Open projections do have a drawback though; Spring Data can’t optimize query execution, as it doesn’t know in advance which properties will be used. Thus, we should only use open projections when closed projections aren’t capable of handling our requirements.

4. Class-Based Projections

Instead of using proxies Spring Data creates from projection interfaces, we can define our own projection classes.

For example, here’s a projection class for the Person entity:

public class PersonDto {
    private String firstName;
    private String lastName;

    public PersonDto(String firstName, String lastName) {
        this.firstName = firstName;
        this.lastName = lastName;
    }

    // getters, equals and hashCode
}

For a projection class to work in tandem with a repository interface, the parameter names of its constructor must match the properties of the root entity class.

We must also define equals and hashCode implementations; they allow Spring Data to process projection objects in a collection.

The requirements above can be addressed by java records, thus making our code more precise and expressive:

public record PersonDto(String firstName, String lastName) {

}

Now let’s add a method to the Person repository:

public interface PersonRepository extends Repository<Person, Long> {
    // ...

    PersonDto findByFirstName(String firstName);
}

This test verifies our class-based projection:

@Test
public void whenUsingClassBasedProjections_thenDtoWithRequiredPropertiesIsReturned() {
    PersonDto personDto = personRepository.findByFirstName("John");
 
    assertThat(personDto.getFirstName()).isEqualTo("John");
    assertThat(personDto.getLastName()).isEqualTo("Doe");
}

Notice with the class-based approach, we can’t use nested projections.

5. Dynamic Projections

An entity class may have many projections. In some cases, we may use a certain type, but in other cases, we may need another type. Sometimes, we also need to use the entity class itself.

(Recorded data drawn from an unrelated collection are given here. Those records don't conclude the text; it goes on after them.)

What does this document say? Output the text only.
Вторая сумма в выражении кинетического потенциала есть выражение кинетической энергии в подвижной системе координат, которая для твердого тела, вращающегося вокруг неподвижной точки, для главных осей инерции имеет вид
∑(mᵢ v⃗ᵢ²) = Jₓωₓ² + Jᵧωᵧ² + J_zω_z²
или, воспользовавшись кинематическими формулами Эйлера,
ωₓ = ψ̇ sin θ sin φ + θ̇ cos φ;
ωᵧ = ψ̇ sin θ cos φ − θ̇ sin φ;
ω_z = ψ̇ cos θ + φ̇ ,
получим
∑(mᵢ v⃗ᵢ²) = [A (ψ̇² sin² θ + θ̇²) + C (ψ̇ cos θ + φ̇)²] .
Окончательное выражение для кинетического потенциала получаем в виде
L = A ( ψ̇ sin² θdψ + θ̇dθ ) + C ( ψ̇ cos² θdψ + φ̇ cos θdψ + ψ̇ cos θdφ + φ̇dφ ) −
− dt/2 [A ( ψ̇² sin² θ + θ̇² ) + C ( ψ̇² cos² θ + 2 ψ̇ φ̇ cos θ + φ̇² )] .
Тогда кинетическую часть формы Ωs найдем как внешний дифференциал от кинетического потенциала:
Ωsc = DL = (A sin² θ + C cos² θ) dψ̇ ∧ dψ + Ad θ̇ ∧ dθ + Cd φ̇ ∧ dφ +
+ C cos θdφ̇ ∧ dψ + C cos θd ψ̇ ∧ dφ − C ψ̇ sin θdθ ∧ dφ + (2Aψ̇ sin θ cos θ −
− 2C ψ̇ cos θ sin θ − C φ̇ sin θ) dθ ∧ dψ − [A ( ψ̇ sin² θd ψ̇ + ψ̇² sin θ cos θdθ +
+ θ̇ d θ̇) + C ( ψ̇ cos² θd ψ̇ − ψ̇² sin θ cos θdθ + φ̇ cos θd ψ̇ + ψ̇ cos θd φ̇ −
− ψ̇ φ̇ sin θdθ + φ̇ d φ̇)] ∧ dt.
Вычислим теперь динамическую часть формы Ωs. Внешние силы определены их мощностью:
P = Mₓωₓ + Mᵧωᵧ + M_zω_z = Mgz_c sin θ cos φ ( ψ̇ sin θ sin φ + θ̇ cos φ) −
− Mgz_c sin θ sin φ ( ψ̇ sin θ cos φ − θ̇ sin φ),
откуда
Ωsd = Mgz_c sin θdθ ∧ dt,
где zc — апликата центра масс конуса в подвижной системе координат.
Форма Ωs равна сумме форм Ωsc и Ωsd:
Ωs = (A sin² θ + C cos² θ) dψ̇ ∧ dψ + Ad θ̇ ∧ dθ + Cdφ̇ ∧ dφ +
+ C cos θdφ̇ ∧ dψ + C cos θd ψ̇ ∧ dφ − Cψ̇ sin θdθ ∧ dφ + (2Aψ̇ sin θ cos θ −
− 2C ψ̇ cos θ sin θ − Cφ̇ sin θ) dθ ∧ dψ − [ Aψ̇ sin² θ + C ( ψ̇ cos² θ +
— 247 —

Defining separate repository interfaces or methods just to support multiple return types is cumbersome. To deal with this problem, Spring Data provides a better solution, dynamic projections.

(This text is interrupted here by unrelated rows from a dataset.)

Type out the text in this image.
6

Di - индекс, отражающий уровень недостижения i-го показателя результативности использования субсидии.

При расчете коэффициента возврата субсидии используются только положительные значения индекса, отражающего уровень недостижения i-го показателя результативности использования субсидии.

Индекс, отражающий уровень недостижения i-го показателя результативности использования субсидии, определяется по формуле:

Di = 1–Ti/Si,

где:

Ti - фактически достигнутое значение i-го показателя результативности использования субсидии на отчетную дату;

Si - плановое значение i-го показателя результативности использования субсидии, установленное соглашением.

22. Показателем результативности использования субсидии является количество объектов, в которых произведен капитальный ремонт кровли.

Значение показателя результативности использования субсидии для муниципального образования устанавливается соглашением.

We can apply dynamic projections just by declaring a repository method with a Class parameter:

public interface PersonRepository extends Repository<Person, Long> {
    // ...

    <T> T findByLastName(String lastName, Class<T> type);
}

By passing a projection type or the entity class to such a method, we can retrieve an object of the desired type:

@Test
public void whenUsingDynamicProjections_thenObjectWithRequiredPropertiesIsReturned() {
    Person person = personRepository.findByLastName("Doe", Person.class);
    PersonView personView = personRepository.findByLastName("Doe", PersonView.class);
    PersonDto personDto = personRepository.findByLastName("Doe", PersonDto.class);

    assertThat(person.getFirstName()).isEqualTo("John");
    assertThat(personView.getFirstName()).isEqualTo("John");
    assertThat(personDto.getFirstName()).isEqualTo("John");
}

6. Conclusion

In this article, we discussed various types of Spring Data JPA projections.

The source code for this article is available over on GitHub. This is a Maven project and should be able to run as-is.